Et comme prise de coquetterie soudaine dans sa misère, la pauvre petite esclave, pour cacher la laideur de ses prémices, couvrait les pulpes maigres de belles feuilles fraîches…

Milès, ignorant de ce que la pauvre fille cachait de dévouement et d’adoration muette, échangeait avec elle des paroles où toujours les mêmes idées revenaient, comme en une psalmodie… Elle devait être bien heureuse, malgré tout. N’était-elle pas libre. Oh ! il devinait bien qu’elle vivait très pauvre et très seule, mais avoir la route devant soi, longue, qui va vers l’infini comme un rayon de soleil, ou capricieuse, ondulant à travers les rocs et les broussailles, et qui se perd au sommet d’une montagne, en plein ciel ! Ne plus voir de grilles et de murs ! Un jour, la petite, avec la timidité de certaines mendiantes qui n’osent pas parler des douleurs, lui dit : « Mais la liberté, tu ne l’as donc pas, ô Lécythe ? » Alors pour la première fois, devant elle, l’adolescent se sentit les yeux pleins de larmes. Il se détourna, cachant les pleurs indignes. Elle comprenait. Quoi ! cette vie de prêtre qu’elle admirait avec une sorte de crainte confuse, ce séjour dans ce temple qui pour elle resplendissait de beautés mystérieuses, cette existence rêvée n’était qu’une réclusion…
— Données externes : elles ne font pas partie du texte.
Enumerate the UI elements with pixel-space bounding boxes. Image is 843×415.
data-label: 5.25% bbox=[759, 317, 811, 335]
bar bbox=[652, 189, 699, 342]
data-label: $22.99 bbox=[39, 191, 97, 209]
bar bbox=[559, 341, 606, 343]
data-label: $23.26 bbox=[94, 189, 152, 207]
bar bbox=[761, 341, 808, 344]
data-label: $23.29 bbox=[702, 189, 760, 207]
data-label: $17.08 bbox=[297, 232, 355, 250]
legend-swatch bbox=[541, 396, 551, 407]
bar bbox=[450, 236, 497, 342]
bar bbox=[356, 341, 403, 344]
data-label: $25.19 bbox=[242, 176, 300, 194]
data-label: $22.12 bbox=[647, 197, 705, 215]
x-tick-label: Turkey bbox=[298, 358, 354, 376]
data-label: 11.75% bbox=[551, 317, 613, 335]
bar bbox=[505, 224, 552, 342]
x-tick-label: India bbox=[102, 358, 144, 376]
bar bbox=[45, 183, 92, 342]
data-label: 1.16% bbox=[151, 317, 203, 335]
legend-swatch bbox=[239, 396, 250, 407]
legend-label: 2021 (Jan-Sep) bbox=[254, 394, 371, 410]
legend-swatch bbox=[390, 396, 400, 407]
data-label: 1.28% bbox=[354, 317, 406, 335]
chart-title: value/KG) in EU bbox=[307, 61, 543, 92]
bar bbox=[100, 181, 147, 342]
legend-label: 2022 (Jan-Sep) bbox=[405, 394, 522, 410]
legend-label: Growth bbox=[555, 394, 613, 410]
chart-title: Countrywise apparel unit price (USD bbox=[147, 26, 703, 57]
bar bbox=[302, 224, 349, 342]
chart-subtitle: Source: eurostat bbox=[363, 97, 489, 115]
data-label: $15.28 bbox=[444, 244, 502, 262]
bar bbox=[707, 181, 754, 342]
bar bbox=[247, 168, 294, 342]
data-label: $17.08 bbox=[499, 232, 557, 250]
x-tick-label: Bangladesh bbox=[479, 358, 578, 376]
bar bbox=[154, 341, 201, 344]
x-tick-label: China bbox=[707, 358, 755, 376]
Rompant le demi-silence pareil à de la pénombre, troublé à peine par les modulations d’une lyre lointaine, Milès, avec des mots qui hésitaient, lui raconta son supplice — sa prison. Il lui dit la nostalgie torturante de son cœur, l’angoisse quotidienne, comme il faisait froid et laid ici, la tiédeur de son pays natal, la voix de son père, il lui dit les fleurs de sa maison, sa volonté de fuir. Il parla d’Enacrios, Enacrios n’osait pas. Il fallait quelqu’un pour l’aider à partir, quelqu’un pour lui indiquer l’heure des caravanes… Quelqu’un pour le sauver.